Aster jumps 10% on bold buyback‑burn upgrade, then falls
ALTCOIN

Aster jumps 10% on bold buyback‑burn upgrade, then falls

2 min read

Aster exchange announced a new token‑buyback program, causing its native coin $ASTER to surge over 10% to roughly $0.80, the highest price point since January, according to CoinDesk data.

Buyback and Reward Mechanism

The protocol will allocate 99% of daily platform fees to an automated system that purchases $ASTER tokens on the open market. Each acquisition is immediately redistributed as rewards to holders of veASTER, a non‑transferable governance token created by locking $ASTER.

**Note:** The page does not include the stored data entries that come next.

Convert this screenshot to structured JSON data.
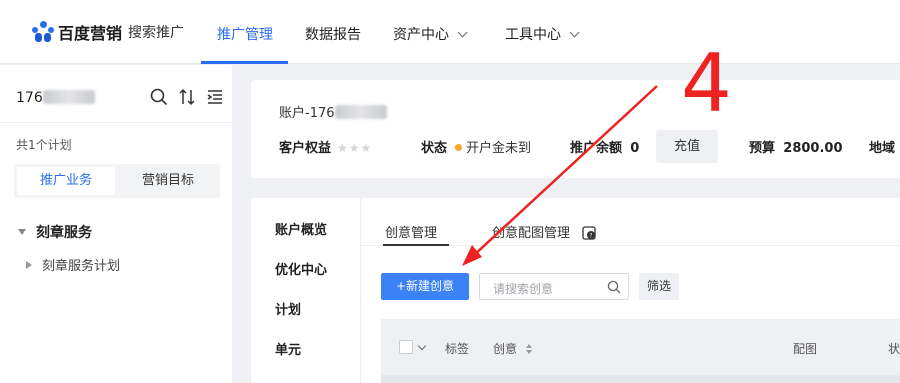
{
  "header": {
    "logo_main": "百度营销",
    "logo_sub": "搜索推广",
    "nav": [
      {
        "label": "推广管理",
        "active": true
      },
      {
        "label": "数据报告",
        "active": false
      },
      {
        "label": "资产中心",
        "active": false,
        "dropdown": true
      },
      {
        "label": "工具中心",
        "active": false,
        "dropdown": true
      }
    ]
  },
  "sidebar": {
    "account_prefix": "176",
    "plan_count": "共1个计划",
    "segments": [
      "推广业务",
      "营销目标"
    ],
    "tree_group": "刻章服务",
    "tree_item": "刻章服务计划"
  },
  "account_card": {
    "account_prefix": "账户-176",
    "rights_label": "客户权益",
    "stars": "★★★",
    "status_label": "状态",
    "status_value": "开户金未到",
    "balance_label": "推广余额",
    "balance_value": "0",
    "recharge_label": "充值",
    "budget_label": "预算",
    "budget_value": "2800.00",
    "region_label": "地域"
  },
  "menu": [
    "账户概览",
    "优化中心",
    "计划",
    "单元"
  ],
  "tabs": [
    "创意管理",
    "创意配图管理"
  ],
  "toolbar": {
    "new_button": "+新建创意",
    "search_placeholder": "请搜索创意",
    "filter_label": "筛选"
  },
  "table": {
    "columns": [
      "标签",
      "创意",
      "配图",
      "状"
    ]
  },
  "annotation": {
    "number": "4",
    "color": "#ef2222"
  },
  "colors": {
    "accent": "#2a6ef0",
    "primary_button": "#3b82f6",
    "status_dot": "#f5a623"
  }
}
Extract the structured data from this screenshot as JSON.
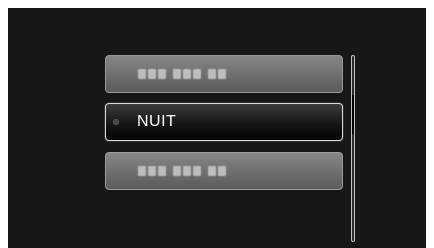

veASTER owners receive a share of platform fee revenue, voting authority, and reduced trading fees on the Aster DEX, aligning investor incentives with the exchange’s activity.

Supply Burn Strategy

Every token bought back triggers an equivalent burn from the protocol’s reserve, a process designed to shrink circulating supply. Bi‑weekly burns will persist until the total supply contracts to a target of 3 billion tokens.

Current circulation stands at 7.82 billion $ASTER tokens, meaning the burn schedule will need to eliminate roughly 4.82 billion tokens to meet the long‑term goal.

Market Impact and Outlook

The upgrade replaces Aster’s former linear vesting model, which released tokens automatically regardless of market demand, and concluded in January 2026. The protocol highlighted that rewards are settled on‑chain with “no discretionary reserve,” a feature that may appeal to crypto investors seeking transparent tokenomics.

Despite the bullish tokenomics, broader market weakness and a hawkish Federal Reserve meeting tempered the rally, leaving investors to monitor how the supply‑reduction plan influences the $ASTER price trajectory.